Als Nachfolger übernahm dann ihr Neffe das Geschäft. Der gelernte Schönfärber baute den Betrieb weiter aus und entwickelte das kleine Unternehmen zu einer geschätzten Wäscherei und Chemischen Reinigung im Lipperland aus. Schon hier brachte eine ausgeklügelte Logistik den entscheidenden Wettbewerbsvorsprung. Die Erfahrungen aus dieser Zeit kamen dem mittlerweile nach Hövelhof übersiedelten Unternehmen zugute, als es unter Klaus Grotebrune sen. Anfang der siebziger Jahre mit dem Einstieg in das Mietkleidungssystem begann.
Als Gründungsmitglied der DBL - Deutsche Berufskleider GmbH war die Kotzenberg Textil-Service GmbH 1971 maßgeblich am Aufbau des bundesweiten Verbundes mittelständischer textiler Mietdienstleister beteiligt. Auch heute gehört das Unternehmen unter der Führung von Klaus Grotebrune jun. und Dieter Unterhalt zu den innovativsten Partnern des DBL-Verbundes. Die kontinuierlich expandierende Firma beschäftigt 120 Mitarbeiter, von denen zehn ständig im Bereich Vertrieb und Kundenbetreuung unterwegs sind. Wöchentlich durchlaufen rund 50.000 Teile die weitgehend automatisierte Produktion. „Dabei ist das Waschen nur noch ein kleiner Teil unserer Wertschöpfung,“ wie Dieter Unterhalt anmerkt
Das Einzugsgebiet erstreckt sich von Bielefeld über Münster und Dortmund bis nach Paderborn, reicht dabei weit in das Sauerland hinein. Um dem wachsenden Bedarf und den steigenden Ansprüchen der Kunden gerecht zu werden, investiert das Unternehmen immer wieder in den Ausbau der Gebäude, der Technik und der Serviceleistungen. 1998 erfolgte der Umzug in einen größeren und moderneren Neubau mit vollautomatischer Sortieranlage in der Otto-Hahn-Straße. Zwei Jahre später wurde die moderne Abwasseraufbereitungsanlage in Betrieb genommen.
Auf Grund der gerade auch im Lebensmittelsektor bestehenden guten Kundenbeziehungen investierte das Unternehmen in den letzten Jahren verstärkt in das Qualitäts- und Hygienemanagement. Seit Herbst 2004 ist die Kotzenberg Textil-Service GmbH zertifiziert nach Qualitätsmanagementsystem DIN EN ISO 9001:2000 und Hygeniemanagementsystem DIN EN 14065 RABC.
Zu den Kunden des serviceorientierten Anbieters zählen alle Unternehmensbereiche und -größen - vom Handwerk über Handel, Industrie und Dienstleister bis hin zur Gastronomie. Neben Berufskleidung führt der moderne Anbieter auch Mietfußmatten, Schutzkleidung sowie Produkte für die Waschraumhygiene im Angebot.
Für das laufende Geschäftsjahr gibt sich das Unternehmen vorsichtig optimistisch.
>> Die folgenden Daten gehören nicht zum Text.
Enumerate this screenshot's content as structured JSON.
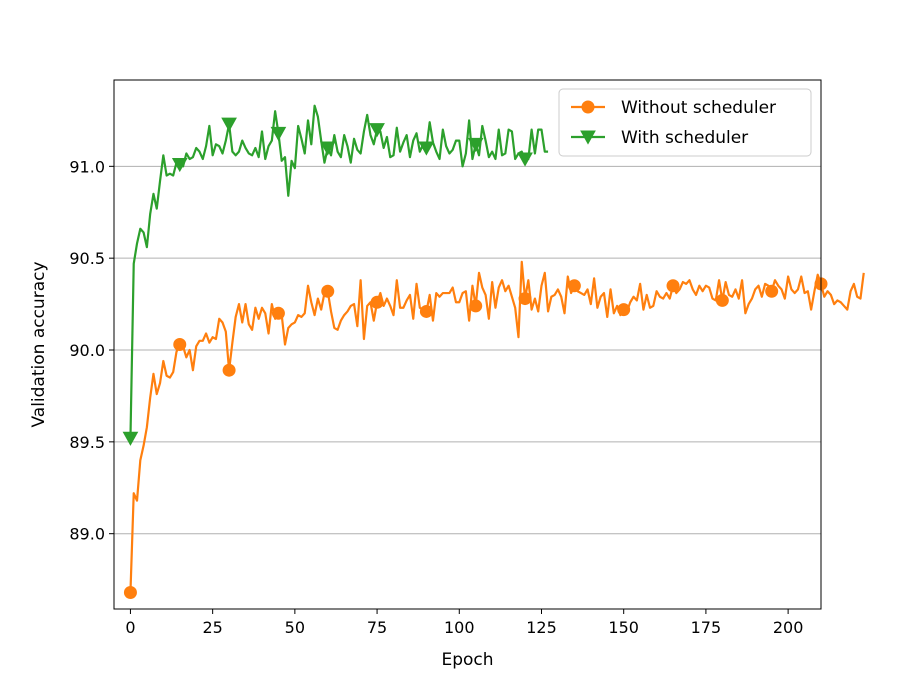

Zwar glaube man, so Klaus Grotebrune jun., wieder eine Umsatzsteigerung erzielen zu können, doch sei die wirtschaftliche Entwicklung in der Bundesrepublik momentan noch ungewiss und lasse keinen Raum für exakte Prognosen. Vor allem die fortschreitende, durch vermehrte Firmenzusammenschlüsse entstehende Konzentration auf der Kundenseite führe zu einem härter werdenden Wettbewerb und damit einem verstärkten Preisdruck.
Durch ein weiter ausgebautes Dienstleistungsangebot für alle Branchen sowie einen ständig verbesserten Kundenservice will er gemeinsam mit dem DBL-Verbund dieser Entwicklung jedoch entgegenwirken.